CO2 purification facilities are available in two options: cryogenic distillation facilities and contactor amine facilities. Cryogenic distillation is recovering CO2 by separating mixture based on boiling point differences, as shown in Fig. 6. Cryogenic distillation facilities consist of two compressors, two columns distillation and tank. Gas compressor is inflating gas pressure, gas flowing into demethanizer contactor separating gas from light hydrocarbon mixture (mainly methane), top product is send to DHU and bottom product is flowing into CO2-column, top product (mainly CO2) is flowing into injection compressor, and bottom product or condensate product is sent to liquid tank.
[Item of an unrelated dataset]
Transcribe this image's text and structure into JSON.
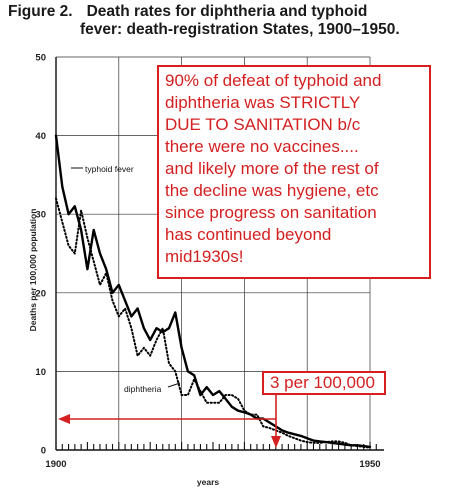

Contactor amine facilities are to recover CO2 by absorbing CO2 through DEA/MDEA, as shown in Fig. 7. Amine facilities have three main units for processing: compressor, DEA contactor, DEA recovery column. The compressor is used to increase the pressure, then the gas is flowing into DEA contactor to dehydrated hydrocarbon gas, the bottom product of DEA contactor is flow into DEA recovery column to clean up DEA, and thus, it can be recycled into DEA contactor. Total investment for facilities is available in three options: $19.5 M for MDEA contactor, $19 M for DEA contactor and $9.5 M for cryogenic distillation as described in Table 4, whereas the process flow diagram (PFD) of purification facility can be seen in Figs. 6 and 7, respectively.

Fig. 6
figure 6

PFD of cryogenic distillation facilities

Fig. 7
figure 7

PFD of contactor amine facilities

Conclusion

Based on the results of the analysis and discussion above, it can be concluded as follows:

  1. 1.

    Evaluation of CO2-EOR feasibility can be obtained from integration of the following aspects:

  2. a.

    GGRP data properties, maximum CO2 dissolved and CO2 injection rates can estimate oil recovery gain.

  3. b.

    The needs of CO2 supply and oil recovery gain will affect design of surface facilities.

  4. c.

    Oil recovery gain and the need of surface facilities are used for economic consideration.

  5. 2.

    The integration of GGRP aspects is able to provide an overview of the feasibility evaluation of CO2-EOR, quickly, simply and integrated.

  6. 3.

    The simulation study conducted is very useful as a guide before starting the CO2-EOR study in more detail using reservoir models and EOS pressure volume temperature (PVT) regression analysis for CO2-hydrocarbons.